Mein Praktikum in der Med Uni Wien: Ein Tag lehrreicher als der andere
Da meine beiden anderen Praktika (im Österreichischen Volksliedwerk und in der Bibliothek des Theatermuseums) der geisteswissenschaftlichen Richtung zuzuordnen sind, ich aber auch eine Bibliothek mit völlig anderem Schwerpunkt kennen lernen wollte, habe ich mich über eine Zusage eines Praktikums an der Bibliothek der Medizinischen Universität Wien sehr gefreut.
Gleich bei meiner herzlichen Begrüßung durch Karin Czepicka, die stellvertretende Leiterin, erhielt ich einen detaillierten Plan meines zweiwöchigen Praktikums, der mich in den folgenden Tagen durch sämtliche Abteilungen führte und mir eine ausgezeichnete Gelegenheit gab, alle wichtigen Prozesse kennen zu lernen, die nötig sind, um die Bibliothek zu einem funktionierenden großen „Dienstleistungsunternehmen“ zu machen.
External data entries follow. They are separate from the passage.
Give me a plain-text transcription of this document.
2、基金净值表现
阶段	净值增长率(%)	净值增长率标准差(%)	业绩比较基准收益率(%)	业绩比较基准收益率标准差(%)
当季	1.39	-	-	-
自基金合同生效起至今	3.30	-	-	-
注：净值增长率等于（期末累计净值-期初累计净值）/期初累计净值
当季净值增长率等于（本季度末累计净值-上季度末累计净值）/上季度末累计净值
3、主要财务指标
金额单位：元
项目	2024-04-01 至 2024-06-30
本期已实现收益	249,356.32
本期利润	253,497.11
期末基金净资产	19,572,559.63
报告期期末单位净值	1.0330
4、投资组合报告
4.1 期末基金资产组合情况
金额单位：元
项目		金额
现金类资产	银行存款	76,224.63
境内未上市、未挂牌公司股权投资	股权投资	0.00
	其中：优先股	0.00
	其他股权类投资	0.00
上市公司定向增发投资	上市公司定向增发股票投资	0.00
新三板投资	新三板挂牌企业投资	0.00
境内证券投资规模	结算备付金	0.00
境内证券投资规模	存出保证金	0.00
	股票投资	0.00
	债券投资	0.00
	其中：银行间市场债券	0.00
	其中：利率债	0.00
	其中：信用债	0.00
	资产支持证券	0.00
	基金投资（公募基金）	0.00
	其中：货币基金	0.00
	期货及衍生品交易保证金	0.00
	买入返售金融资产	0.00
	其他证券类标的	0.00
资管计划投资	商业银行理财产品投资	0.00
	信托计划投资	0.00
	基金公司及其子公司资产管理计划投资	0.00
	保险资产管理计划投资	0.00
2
Durch diesen Überblick war es für mich sehr gut nachvollziehbar, wie viele einzelne „Zahnräder“ im Hintergrund ineinandergreifen (müssen), um die Vielfalt der Aufgaben einer Bibliothek zu bewältigen. Lauter Prozesse, die für den Benützer allerdings unsichtbar sind und die erst dann bemerkt werden, wenn etwas nicht so reibungslos funktioniert wie man es gewöhnt ist!
Ab sofort werde ich sicher geduldiger sein, wenn irgendwo einmal eine bibliothekstechnische Panne auftaucht, denn uns ist als „einfachen Benutzern“ nicht bewusst, wie viel Organisation und Planung nötig ist, bis auch „nur“ ein neues Buch nach einem vielschrittigen Ankauf-Katalogisierungs- und Adjustierungsprozess endlich im Regal und zur Benützung bereitsteht!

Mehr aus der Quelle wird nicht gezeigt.